This is such big news that last weekend I made over my home page with this at the top:
It’s the banner from the cover of my new book Superpatients: Patients who extend science when medicine’s out of answers.
This book is the culmination of the first decade of my advocacy and explorations into helping healthcare achieve its potential. It’s particularly come to a head in the past year, a concept that goes well beyond e-patients (“empowered,” “engaged,” etc.): these are patients who have extended science when the docs said “There’s nothing more we can do.”
The Superpatients concept changes everything about the rules of the road – because now that patients without medical training are genuinely creating new knowledge and (sometimes) new treatments, there’s no longer any excuse for saying “Patients should just do as they’re told,” and especially not “Patients have no use for their data.”
Ten years in development, a year in maturing
The first presentation of the Superpatients concept was a year ago, a webcast on Nov. 29, 2018 to “QI Connect,” Scotland’s quality improvement group. Then in February I did another event, recorded below … the concept is presented in the first few minutes. (Email subscribers, click this post’s headline to come online.)
The February audience was the National Network of Libraries of Medicine. Why would NNLM invite this? Because superpatients are exactly the kind of people who might turn to medical librarians for help.
You can learn lots more about the book on its own home page. But first … I want you to help me finish this book. Want to read a current draft in early December? Read on:
Meet LeanPub:
the modern way to self-publish
I’m publishing this book using a website I’d never heard of – LeanPub. I learned about it from my Hungarian collaborator Berci, who’s published six(!) e-books there, then learned it’s also the preferred method for my long-time Lean Hospitals friend Mark Graban, who’s also published six, in print as well as ebook. (Six books each?? You might think this “lean” stuff is a boost to productivity – who knew??)
LeanPub lets readers buy an unfinished version of a book and comment on it (very much like being a beta tester for software), then guide the final phases and get updates as you go along. Pretty amazing, and very un-Amazon. (As modern as Amazon likes to be, it’s very old-school in its desire to control the whole publishing process.)
Here are the LeanPub pages for two books I have in process right now:
- Superpatients
- Spigots: Why we need a “health data spigot” to let our medical data “flow” to us.
Superpatients as a speech topic
Superpatients speeches have been hot stuff, especially to people in the life sciences: pharma etc.
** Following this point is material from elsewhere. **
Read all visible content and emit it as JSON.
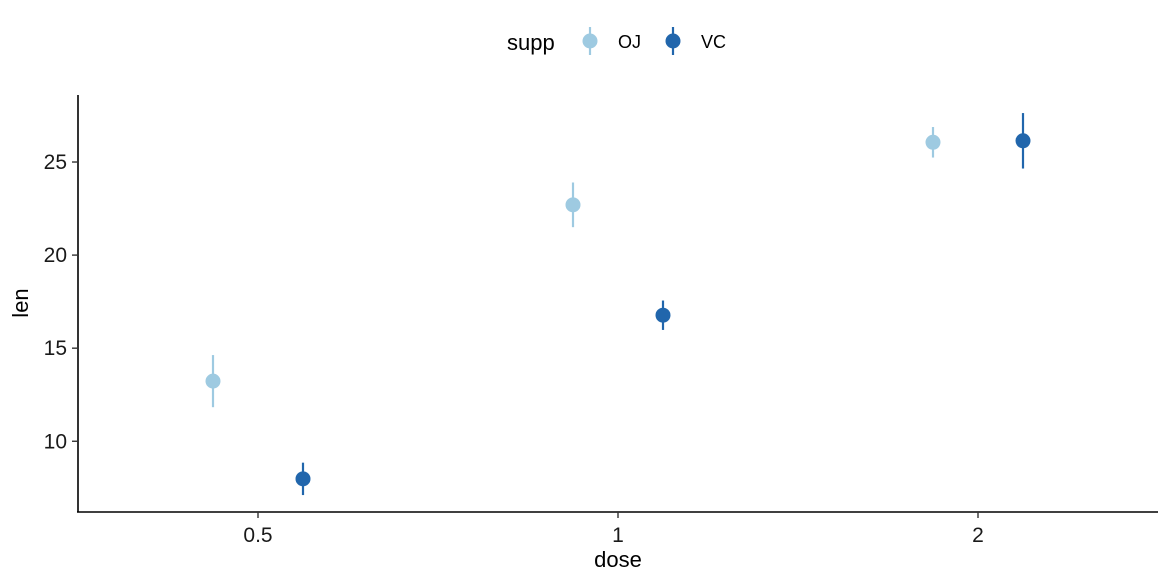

Every Superpatients talk to a pharma audience has had a standing ovation or the equivalent: long long seated applause. And twice pharma executives have said, “In 20 years with this company I’ve never seen a reaction like this.” This just reinforces my sense that this is a world-changing idea.
Next year I plan to publish The Paradigm of Patient, a new synthesis of all my thinking (and others’) about how we all can (and must) upgrade our thinking about what patients are capable of. I have big aspirations for that one … I want it to be required reading in medical schools!
But first things first: Superpatients!